In an apparent last-ditch effort to avoid government-backed incentive auctions, the Coalition for Free TV and Broadband has proposed a point-to-multipoint scheme for broadband distribution — something it claims is a more efficient and profitable way to distribute broadband signals.
The plan asked the FCC to allow television stations to broaden their services, allowing them to transmit wireless traffic during peak periods of broadband usage in a way similar to traditional broadcasting of video signals. The broadcasters would share five percent of such ancillary revenue with the U.S. government, which the groups claim could be worth as much as $216 billion.
Made up of mostly low-power television stations and backed by Sinclair Broadcast Group, the collection of broadcasters told an audience at the National Press Club that its plan would avert a spectrum shortage by providing a vastly more efficient way to deliver the bandwidth-intensive broadband traffic. It would provide, the group claimed, more than $60 billion in new revenue to the U.S. Treasury within the first 15 years.
Though both Democrats and Republicans in Congress are close to passing a plan to authorize incentive auctions, the coalition called on them to consider alternatives within the existing television band. The auctions are now being considered on Capitol Hill by a super committee examining budget issues.
“The 1996 Act authorizes television broadcasters to provide ‘ancillary’ services in their digital broadcasts, subject to remitting a portion of the revenues derived from those services to the Treasury,” the group said. “But no meaningful market for ancillary services has emerged. The reason is simple: Television broadcasters are required by law to operate with a very specific technical standard. Unlike wireless service and most other core communications services, the FCC prohibits broadcasters from freely adopting and implementing new technologies. This has artificially limited innovation, particularly in the provision of ancillary services.”
It may be difficult to turn around the FCC, which is backed by the Obama Administration, so late in the game. Irwin Podhajser, chairman of group, met with commission and members of Congress last month in an effort to make sure that Class A TVs, LPTVs and TV translators are not forgotten in legislation involving the spectrum auction battle. Such low-power broadcasters are considered at risk since the FCC regards them as providers of secondary television services.
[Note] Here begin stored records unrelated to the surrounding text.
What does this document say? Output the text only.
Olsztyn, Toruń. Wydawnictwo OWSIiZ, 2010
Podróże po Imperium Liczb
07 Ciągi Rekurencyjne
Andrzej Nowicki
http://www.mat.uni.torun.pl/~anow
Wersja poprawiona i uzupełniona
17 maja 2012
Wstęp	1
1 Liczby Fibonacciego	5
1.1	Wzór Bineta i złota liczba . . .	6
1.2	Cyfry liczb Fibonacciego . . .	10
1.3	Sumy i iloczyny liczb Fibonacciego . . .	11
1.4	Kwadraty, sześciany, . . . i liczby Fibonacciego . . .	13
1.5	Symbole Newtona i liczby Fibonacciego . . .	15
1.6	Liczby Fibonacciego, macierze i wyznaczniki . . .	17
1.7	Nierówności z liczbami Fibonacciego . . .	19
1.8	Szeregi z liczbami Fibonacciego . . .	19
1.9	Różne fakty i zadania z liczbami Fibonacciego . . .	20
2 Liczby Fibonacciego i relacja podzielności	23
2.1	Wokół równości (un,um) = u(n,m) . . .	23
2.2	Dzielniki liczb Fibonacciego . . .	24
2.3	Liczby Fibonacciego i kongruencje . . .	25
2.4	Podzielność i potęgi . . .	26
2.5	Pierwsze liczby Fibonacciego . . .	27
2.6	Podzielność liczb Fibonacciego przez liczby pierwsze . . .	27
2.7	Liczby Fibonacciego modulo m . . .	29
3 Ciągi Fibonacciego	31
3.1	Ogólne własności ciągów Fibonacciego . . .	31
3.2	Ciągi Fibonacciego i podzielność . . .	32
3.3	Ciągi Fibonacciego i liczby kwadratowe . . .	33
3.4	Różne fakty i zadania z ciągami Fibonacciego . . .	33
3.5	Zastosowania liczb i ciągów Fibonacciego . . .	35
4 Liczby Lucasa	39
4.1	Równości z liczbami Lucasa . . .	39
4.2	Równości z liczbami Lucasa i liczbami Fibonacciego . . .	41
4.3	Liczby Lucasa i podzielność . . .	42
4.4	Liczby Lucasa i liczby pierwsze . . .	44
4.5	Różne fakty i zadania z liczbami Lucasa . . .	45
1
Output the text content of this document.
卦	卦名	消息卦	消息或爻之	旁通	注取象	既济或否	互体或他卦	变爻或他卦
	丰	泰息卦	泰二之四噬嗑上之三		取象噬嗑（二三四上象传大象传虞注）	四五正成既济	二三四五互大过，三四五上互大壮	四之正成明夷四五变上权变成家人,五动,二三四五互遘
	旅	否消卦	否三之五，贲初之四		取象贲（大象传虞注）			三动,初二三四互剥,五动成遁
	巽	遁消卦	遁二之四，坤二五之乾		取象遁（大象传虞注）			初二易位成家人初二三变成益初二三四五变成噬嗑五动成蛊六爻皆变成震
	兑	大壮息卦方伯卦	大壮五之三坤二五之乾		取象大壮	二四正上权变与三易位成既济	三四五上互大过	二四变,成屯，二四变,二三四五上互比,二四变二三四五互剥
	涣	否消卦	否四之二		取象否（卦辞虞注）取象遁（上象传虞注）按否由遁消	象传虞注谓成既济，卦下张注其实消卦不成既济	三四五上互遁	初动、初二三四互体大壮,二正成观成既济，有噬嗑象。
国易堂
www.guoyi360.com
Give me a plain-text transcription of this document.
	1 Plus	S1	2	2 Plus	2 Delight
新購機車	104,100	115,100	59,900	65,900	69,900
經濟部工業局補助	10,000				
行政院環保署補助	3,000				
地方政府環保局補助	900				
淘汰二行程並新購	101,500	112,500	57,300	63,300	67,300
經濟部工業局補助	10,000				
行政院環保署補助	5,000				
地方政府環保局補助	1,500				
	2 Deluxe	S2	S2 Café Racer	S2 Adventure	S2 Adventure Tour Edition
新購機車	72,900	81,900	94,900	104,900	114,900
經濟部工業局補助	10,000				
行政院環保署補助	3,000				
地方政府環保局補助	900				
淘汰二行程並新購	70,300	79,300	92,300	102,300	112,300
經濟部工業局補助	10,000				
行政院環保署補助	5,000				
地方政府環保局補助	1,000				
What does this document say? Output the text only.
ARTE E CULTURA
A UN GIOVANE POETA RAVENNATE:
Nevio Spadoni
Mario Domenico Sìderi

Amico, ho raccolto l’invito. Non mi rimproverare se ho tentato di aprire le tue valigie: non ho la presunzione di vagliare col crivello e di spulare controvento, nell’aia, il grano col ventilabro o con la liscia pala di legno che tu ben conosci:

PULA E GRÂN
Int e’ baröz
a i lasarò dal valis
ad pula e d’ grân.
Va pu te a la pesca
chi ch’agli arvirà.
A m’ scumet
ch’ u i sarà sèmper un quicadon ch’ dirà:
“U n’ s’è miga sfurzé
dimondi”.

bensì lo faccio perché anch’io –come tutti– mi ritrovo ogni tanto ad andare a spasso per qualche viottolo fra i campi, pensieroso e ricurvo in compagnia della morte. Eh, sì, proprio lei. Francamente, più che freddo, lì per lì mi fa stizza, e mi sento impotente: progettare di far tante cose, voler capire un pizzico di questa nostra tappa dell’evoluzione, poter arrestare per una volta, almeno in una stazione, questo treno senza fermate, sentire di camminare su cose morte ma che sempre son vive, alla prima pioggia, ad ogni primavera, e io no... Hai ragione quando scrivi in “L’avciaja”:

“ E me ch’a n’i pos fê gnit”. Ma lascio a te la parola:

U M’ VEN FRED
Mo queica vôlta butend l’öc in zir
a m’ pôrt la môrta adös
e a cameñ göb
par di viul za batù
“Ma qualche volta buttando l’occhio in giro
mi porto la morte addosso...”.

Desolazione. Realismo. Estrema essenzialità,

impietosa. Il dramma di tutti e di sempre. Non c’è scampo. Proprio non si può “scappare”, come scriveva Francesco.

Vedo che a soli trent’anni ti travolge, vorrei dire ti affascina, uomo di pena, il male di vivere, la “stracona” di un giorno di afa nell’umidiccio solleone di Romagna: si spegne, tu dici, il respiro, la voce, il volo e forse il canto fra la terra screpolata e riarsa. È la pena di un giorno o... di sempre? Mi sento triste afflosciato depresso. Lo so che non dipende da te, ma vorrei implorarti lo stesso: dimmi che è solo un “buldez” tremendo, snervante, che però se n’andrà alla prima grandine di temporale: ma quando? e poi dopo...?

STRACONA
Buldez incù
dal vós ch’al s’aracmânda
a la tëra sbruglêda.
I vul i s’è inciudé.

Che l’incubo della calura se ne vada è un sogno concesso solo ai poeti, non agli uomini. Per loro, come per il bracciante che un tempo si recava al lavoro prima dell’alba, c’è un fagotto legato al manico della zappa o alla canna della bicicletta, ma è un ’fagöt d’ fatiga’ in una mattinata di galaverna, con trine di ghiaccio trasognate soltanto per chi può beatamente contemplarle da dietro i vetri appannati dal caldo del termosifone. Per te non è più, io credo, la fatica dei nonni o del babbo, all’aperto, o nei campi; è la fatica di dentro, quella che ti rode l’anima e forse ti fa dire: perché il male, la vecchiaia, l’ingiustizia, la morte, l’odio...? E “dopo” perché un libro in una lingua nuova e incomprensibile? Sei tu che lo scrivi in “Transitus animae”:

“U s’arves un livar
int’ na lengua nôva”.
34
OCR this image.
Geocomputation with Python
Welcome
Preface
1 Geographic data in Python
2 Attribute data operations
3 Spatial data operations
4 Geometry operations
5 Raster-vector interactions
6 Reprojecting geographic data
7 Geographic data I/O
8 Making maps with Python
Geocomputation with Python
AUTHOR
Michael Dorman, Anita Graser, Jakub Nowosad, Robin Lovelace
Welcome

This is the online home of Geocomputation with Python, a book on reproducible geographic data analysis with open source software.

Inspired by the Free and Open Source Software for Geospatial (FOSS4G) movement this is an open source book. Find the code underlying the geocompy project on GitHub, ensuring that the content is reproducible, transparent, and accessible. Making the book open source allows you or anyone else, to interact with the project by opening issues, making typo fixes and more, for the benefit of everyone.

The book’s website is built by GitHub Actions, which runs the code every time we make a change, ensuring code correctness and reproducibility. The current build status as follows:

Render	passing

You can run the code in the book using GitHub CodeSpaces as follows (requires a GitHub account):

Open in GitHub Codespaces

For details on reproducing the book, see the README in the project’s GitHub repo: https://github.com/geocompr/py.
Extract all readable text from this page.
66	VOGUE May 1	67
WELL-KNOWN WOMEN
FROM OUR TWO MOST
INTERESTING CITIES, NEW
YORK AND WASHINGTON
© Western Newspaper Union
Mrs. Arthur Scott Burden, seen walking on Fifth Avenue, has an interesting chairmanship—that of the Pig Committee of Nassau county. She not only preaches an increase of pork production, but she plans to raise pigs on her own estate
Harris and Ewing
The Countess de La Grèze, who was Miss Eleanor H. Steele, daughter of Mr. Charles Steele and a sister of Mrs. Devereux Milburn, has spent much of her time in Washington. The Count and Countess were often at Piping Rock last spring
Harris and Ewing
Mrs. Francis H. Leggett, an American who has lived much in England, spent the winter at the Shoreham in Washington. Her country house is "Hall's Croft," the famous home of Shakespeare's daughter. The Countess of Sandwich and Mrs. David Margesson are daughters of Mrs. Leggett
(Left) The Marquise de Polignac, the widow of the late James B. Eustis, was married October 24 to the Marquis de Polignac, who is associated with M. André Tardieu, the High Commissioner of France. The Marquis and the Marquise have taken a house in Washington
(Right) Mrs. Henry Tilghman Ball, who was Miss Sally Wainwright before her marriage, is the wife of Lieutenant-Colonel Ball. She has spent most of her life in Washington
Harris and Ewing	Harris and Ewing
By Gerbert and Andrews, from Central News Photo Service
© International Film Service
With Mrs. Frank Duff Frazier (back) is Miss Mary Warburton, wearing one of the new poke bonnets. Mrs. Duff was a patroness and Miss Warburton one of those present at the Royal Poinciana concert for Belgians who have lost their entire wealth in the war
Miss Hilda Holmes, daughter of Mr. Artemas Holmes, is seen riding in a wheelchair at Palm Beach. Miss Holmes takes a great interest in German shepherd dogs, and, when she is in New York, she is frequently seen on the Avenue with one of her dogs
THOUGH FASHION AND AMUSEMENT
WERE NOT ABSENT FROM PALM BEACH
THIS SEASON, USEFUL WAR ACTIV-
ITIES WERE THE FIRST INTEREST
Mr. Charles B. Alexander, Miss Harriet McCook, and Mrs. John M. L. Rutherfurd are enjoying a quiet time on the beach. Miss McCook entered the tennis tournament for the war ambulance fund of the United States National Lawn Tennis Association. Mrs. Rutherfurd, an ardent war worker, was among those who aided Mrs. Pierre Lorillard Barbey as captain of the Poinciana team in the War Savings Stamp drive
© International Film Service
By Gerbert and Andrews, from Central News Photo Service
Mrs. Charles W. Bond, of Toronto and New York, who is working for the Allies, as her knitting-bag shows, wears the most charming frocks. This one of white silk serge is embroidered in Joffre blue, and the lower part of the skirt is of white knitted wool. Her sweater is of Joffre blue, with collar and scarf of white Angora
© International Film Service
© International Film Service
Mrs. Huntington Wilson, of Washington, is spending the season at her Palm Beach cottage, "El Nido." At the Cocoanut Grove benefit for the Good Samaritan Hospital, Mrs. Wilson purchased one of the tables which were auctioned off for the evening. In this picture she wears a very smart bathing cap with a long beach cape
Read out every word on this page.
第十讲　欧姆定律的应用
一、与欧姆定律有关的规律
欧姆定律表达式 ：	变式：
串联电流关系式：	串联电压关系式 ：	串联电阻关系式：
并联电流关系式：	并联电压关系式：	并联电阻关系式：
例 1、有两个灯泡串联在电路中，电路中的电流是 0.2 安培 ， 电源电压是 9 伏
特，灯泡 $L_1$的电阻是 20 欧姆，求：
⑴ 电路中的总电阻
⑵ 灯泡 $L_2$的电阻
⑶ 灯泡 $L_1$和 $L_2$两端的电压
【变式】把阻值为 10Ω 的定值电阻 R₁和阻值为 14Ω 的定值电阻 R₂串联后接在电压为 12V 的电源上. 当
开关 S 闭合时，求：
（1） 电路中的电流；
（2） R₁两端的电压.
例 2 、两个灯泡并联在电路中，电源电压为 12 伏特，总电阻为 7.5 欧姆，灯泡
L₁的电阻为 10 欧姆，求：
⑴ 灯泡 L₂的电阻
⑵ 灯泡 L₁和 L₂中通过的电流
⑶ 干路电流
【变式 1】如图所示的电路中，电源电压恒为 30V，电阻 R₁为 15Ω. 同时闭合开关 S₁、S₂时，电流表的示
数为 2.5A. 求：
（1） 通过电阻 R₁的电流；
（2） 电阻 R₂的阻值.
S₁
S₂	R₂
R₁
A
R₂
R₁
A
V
Sinclair was the only major broadcaster to back the group.
“The efficiency of broadcast distribution for bandwidth-intensive data, especially highquality video, cannot be matched,” said Mark Aitken, vice president of Advanced Technology of Sinclair Broadcast Group. “And most of the growth in mobile data demand is driven by mobile video use. Eliminating destructive regulations and giving broadcasters the flexibility to innovate and compete will yield huge service improvements for Americans and enormous gains for the Treasury.”
NAB, the broadcasters’ chief lobbyist, has not directly opposed to auctions. However, it wants broadcasters to retain the same coverage areas and interference protections as now. Podhaiser sees a different scenario, with low-power stations and hundreds of full-power stations threatened by the government plan.
The one-to-many broadcast scenario is not new. James Goodmon, chief of Capitol Broadcasting, pitched the idea to FCC Chairman Julius Genachowksi last winter. He said he received a cordial reception, but the FCC did not change its mind. It is not expected to this time either.